Sur les conclusions à fin d’injonction :
6. Eu égard au motif d’annulation retenu et en l’absence d’éléments de droit ou de fait nouveaux justifiant que l’autorité administrative oppose une nouvelle décision de refus, le présent jugement implique nécessairement qu’il soit enjoint au préfet de police ou au préfet territorialement compétent de délivrer à M. B… une carte de séjour temporaire portant la mention « salarié », dans un délai de deux mois à compter de la notification du jugement et de le munir, dans l’attente et sans délai, d’une autorisation provisoire de séjour l’autorisant à travailler. Il n’y a pas lieu, en revanche, d’assortir cette injonction d’une astreinte.
Sur les frais liés au litige :
7. Dans les circonstances de l’espèce, il y a lieu de mettre à la charge de l’État une somme de 1 000 euros qui sera versée à Me Sangue en application des dispositions de l’article 37 de la loi du 10 juillet 1991, sous réserve qu’il renonce à percevoir la part contributive de l’État à l’aide juridictionnelle.
D E C I D E :
Article 1er : Il n’y a pas lieu de statuer sur les conclusions de la requête de M. B… tendant au bénéfice de l’aide juridictionnelle à titre provisoire.

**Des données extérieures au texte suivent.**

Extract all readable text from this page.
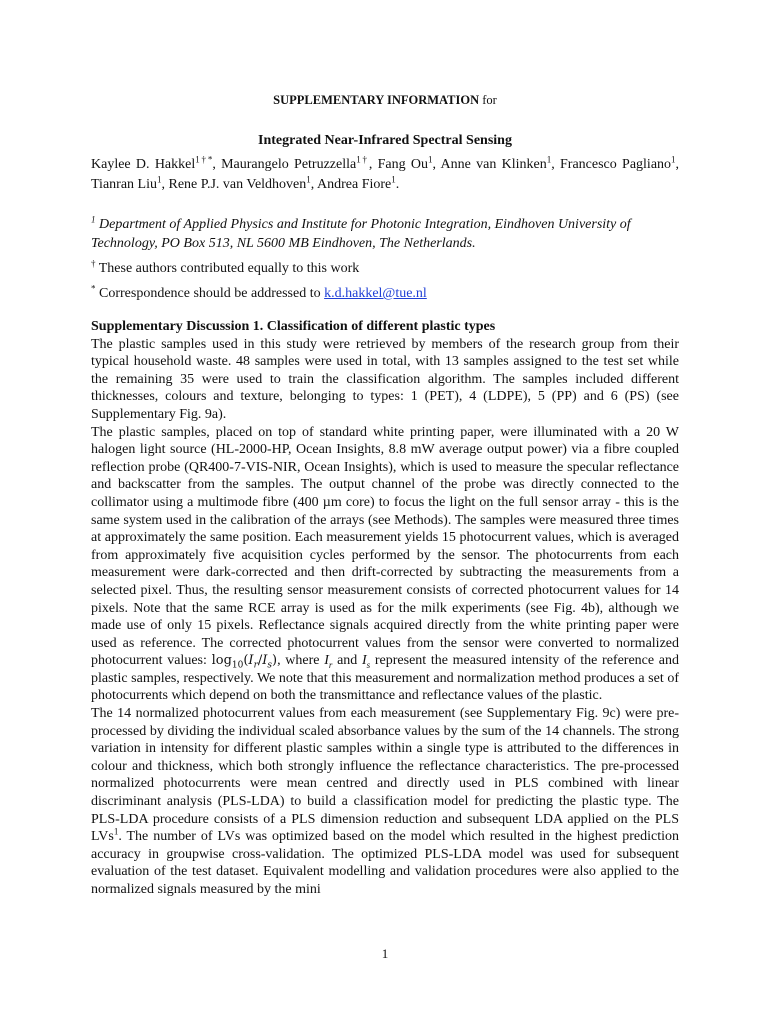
SUPPLEMENTARY INFORMATION for
Integrated Near-Infrared Spectral Sensing
Kaylee D. Hakkel$^{1\dagger*}$, Maurangelo Petruzzella$^{1\dagger}$, Fang Ou$^1$, Anne van Klinken$^1$, Francesco Pagliano$^1$, Tianran Liu$^1$, Rene P.J. van Veldhoven$^1$, Andrea Fiore$^1$.
$^1$ Department of Applied Physics and Institute for Photonic Integration, Eindhoven University of Technology, PO Box 513, NL 5600 MB Eindhoven, The Netherlands.
† These authors contributed equally to this work
* Correspondence should be addressed to k.d.hakkel@tue.nl

Supplementary Discussion 1. Classification of different plastic types

The plastic samples used in this study were retrieved by members of the research group from their typical household waste. 48 samples were used in total, with 13 samples assigned to the test set while the remaining 35 were used to train the classification algorithm. The samples included different thicknesses, colours and texture, belonging to types: 1 (PET), 4 (LDPE), 5 (PP) and 6 (PS) (see Supplementary Fig. 9a).

The plastic samples, placed on top of standard white printing paper, were illuminated with a 20 W halogen light source (HL-2000-HP, Ocean Insights, 8.8 mW average output power) via a fibre coupled reflection probe (QR400-7-VIS-NIR, Ocean Insights), which is used to measure the specular reflectance and backscatter from the samples. The output channel of the probe was directly connected to the collimator using a multimode fibre (400 µm core) to focus the light on the full sensor array - this is the same system used in the calibration of the arrays (see Methods). The samples were measured three times at approximately the same position. Each measurement yields 15 photocurrent values, which is averaged from approximately five acquisition cycles performed by the sensor. The photocurrents from each measurement were dark-corrected and then drift-corrected by subtracting the measurements from a selected pixel. Thus, the resulting sensor measurement consists of corrected photocurrent values for 14 pixels. Note that the same RCE array is used as for the milk experiments (see Fig. 4b), although we made use of only 15 pixels. Reflectance signals acquired directly from the white printing paper were used as reference. The corrected photocurrent values from the sensor were converted to normalized photocurrent values: $\log_{10}(I_r/I_s)$, where $I_r$ and $I_s$ represent the measured intensity of the reference and plastic samples, respectively. We note that this measurement and normalization method produces a set of photocurrents which depend on both the transmittance and reflectance values of the plastic.

The 14 normalized photocurrent values from each measurement (see Supplementary Fig. 9c) were pre-processed by dividing the individual scaled absorbance values by the sum of the 14 channels. The strong variation in intensity for different plastic samples within a single type is attributed to the differences in colour and thickness, which both strongly influence the reflectance characteristics. The pre-processed normalized photocurrents were mean centred and directly used in PLS combined with linear discriminant analysis (PLS-LDA) to build a classification model for predicting the plastic type. The PLS-LDA procedure consists of a PLS dimension reduction and subsequent LDA applied on the PLS LVs$^1$. The number of LVs was optimized based on the model which resulted in the highest prediction accuracy in groupwise cross-validation. The optimized PLS-LDA model was used for subsequent evaluation of the test dataset. Equivalent modelling and validation procedures were also applied to the normalized signals measured by the mini

1
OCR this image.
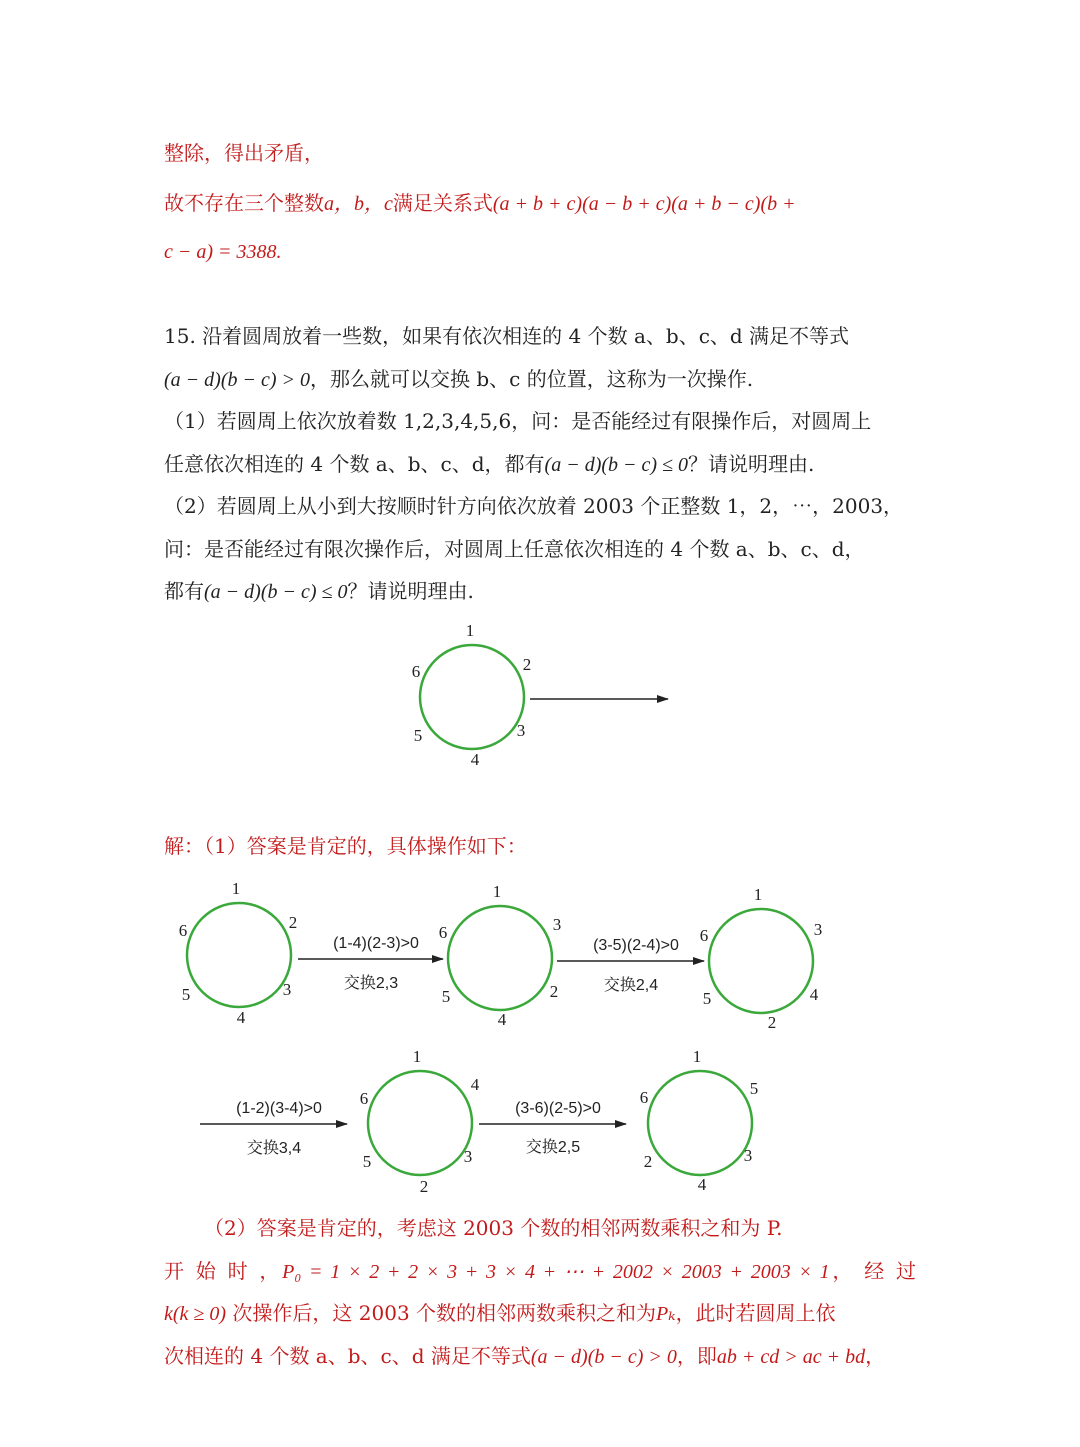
整除，得出矛盾，

故不存在三个整数a，b，c满足关系式(a + b + c)(a − b + c)(a + b − c)(b +

c − a) = 3388.

15. 沿着圆周放着一些数，如果有依次相连的 4 个数 a、b、c、d 满足不等式

(a − d)(b − c) > 0，那么就可以交换 b、c 的位置，这称为一次操作.

（1）若圆周上依次放着数 1,2,3,4,5,6，问：是否能经过有限操作后，对圆周上

任意依次相连的 4 个数 a、b、c、d，都有(a − d)(b − c) ≤ 0？请说明理由.

（2）若圆周上从小到大按顺时针方向依次放着 2003 个正整数 1，2，⋯，2003，

问：是否能经过有限次操作后，对圆周上任意依次相连的 4 个数 a、b、c、d，

都有(a − d)(b − c) ≤ 0？请说明理由.

1
2
3
4
5
6
1
2
3
4
5
6
(1-4)(2-3)>0
交换2,3
1
3
2
4
5
6
(3-5)(2-4)>0
交换2,4
1
3
4
2
5
6
(1-2)(3-4)>0
交换3,4
1
4
3
2
5
6
(3-6)(2-5)>0
交换2,5
1
5
3
4
2
6

解：（1）答案是肯定的，具体操作如下：

（2）答案是肯定的，考虑这 2003 个数的相邻两数乘积之和为 P.

开 始 时 ，P₀ = 1 × 2 + 2 × 3 + 3 × 4 + ⋯ + 2002 × 2003 + 2003 × 1， 经 过

k(k ≥ 0) 次操作后，这 2003 个数的相邻两数乘积之和为Pₖ，此时若圆周上依

次相连的 4 个数 a、b、c、d 满足不等式(a − d)(b − c) > 0，即ab + cd > ac + bd，
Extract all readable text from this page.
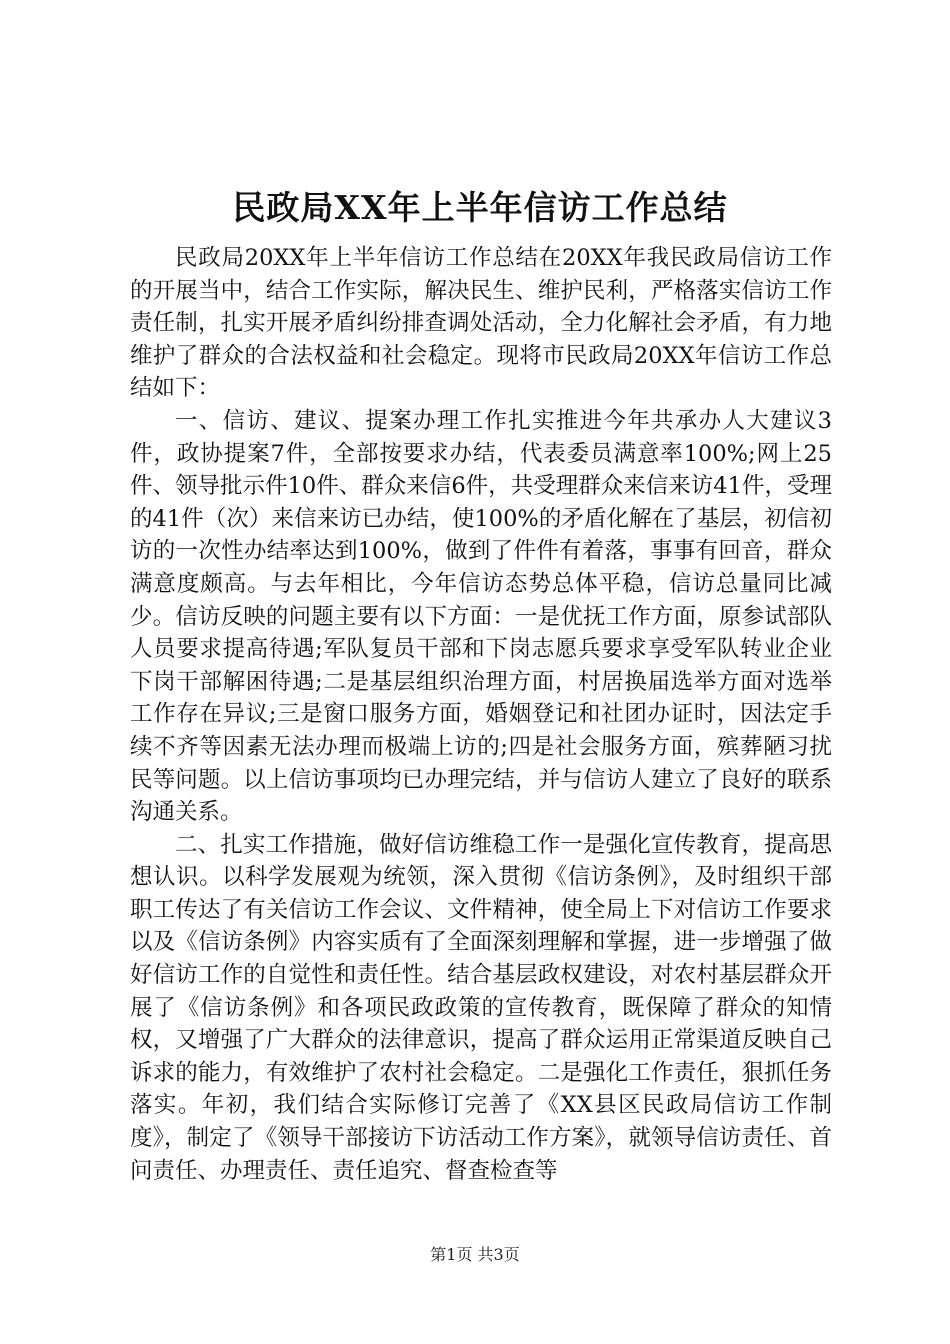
民政局XX年上半年信访工作总结

民政局20XX年上半年信访工作总结在20XX年我民政局信访工作的开展当中，结合工作实际，解决民生、维护民利，严格落实信访工作责任制，扎实开展矛盾纠纷排查调处活动，全力化解社会矛盾，有力地维护了群众的合法权益和社会稳定。现将市民政局20XX年信访工作总结如下：

一、信访、建议、提案办理工作扎实推进今年共承办人大建议3件，政协提案7件，全部按要求办结，代表委员满意率100%;网上25件、领导批示件10件、群众来信6件，共受理群众来信来访41件，受理的41件（次）来信来访已办结，使100%的矛盾化解在了基层，初信初访的一次性办结率达到100%，做到了件件有着落，事事有回音，群众满意度颇高。与去年相比，今年信访态势总体平稳，信访总量同比减少。信访反映的问题主要有以下方面：一是优抚工作方面，原参试部队人员要求提高待遇;军队复员干部和下岗志愿兵要求享受军队转业企业下岗干部解困待遇;二是基层组织治理方面，村居换届选举方面对选举工作存在异议;三是窗口服务方面，婚姻登记和社团办证时，因法定手续不齐等因素无法办理而极端上访的;四是社会服务方面，殡葬陋习扰民等问题。以上信访事项均已办理完结，并与信访人建立了良好的联系沟通关系。

二、扎实工作措施，做好信访维稳工作一是强化宣传教育，提高思想认识。以科学发展观为统领，深入贯彻《信访条例》，及时组织干部职工传达了有关信访工作会议、文件精神，使全局上下对信访工作要求以及《信访条例》内容实质有了全面深刻理解和掌握，进一步增强了做好信访工作的自觉性和责任性。结合基层政权建设，对农村基层群众开展了《信访条例》和各项民政政策的宣传教育，既保障了群众的知情权，又增强了广大群众的法律意识，提高了群众运用正常渠道反映自己诉求的能力，有效维护了农村社会稳定。二是强化工作责任，狠抓任务落实。年初，我们结合实际修订完善了《XX县区民政局信访工作制度》，制定了《领导干部接访下访活动工作方案》，就领导信访责任、首问责任、办理责任、责任追究、督查检查等

第1页 共3页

Article 2 : L’arrêté du préfet de police du 9 décembre 2024 est annulé.
Article 3 : Sous réserve d’un changement de droit ou de fait, il est enjoint au préfet de police ou au préfet territorialement compétent de délivrer à M. B… une carte de séjour temporaire portant la mention « salarié » dans le délai de deux mois à compter de la notification du présent jugement et de le munir, dans l’attente et sans délai, d’une autorisation provisoire de séjour l’autorisant à travailler.
Article 4 : Sous réserve que son conseil renonce à percevoir la somme correspondant à la part contributive de l’État, l’État versera à Me Sangue une somme de 1 000 (mille) euros en application des dispositions du deuxième alinéa de l’article 37 de la loi du 10 juillet 1991.
Article 5 : Le surplus des conclusions de la requête de B… est rejeté.
Article 6 : Le présent jugement sera notifié à M. A… B…, à Me Sangue et au préfet de police.
Délibéré après l’audience du 23 octobre 2025, à laquelle siégeaient :
M. Gros, président,
M. Feghouli, premier conseiller,
M. Rebellato, premier conseiller.
Rendu public par mise à disposition du greffe le 13 novembre 2025.
Le rapporteur,
Signé
M. FEGHOULI
Le président,
Signé
L. GROS
La greffière,
Signé
C. CHAKELIAN
La République mande et ordonne au préfet de police en ce qui le concerne et à tous commissaires de justice à ce requis en ce qui concerne les voies de droit commun contre les parties privées, de pourvoir à l’exécution de la présente décision.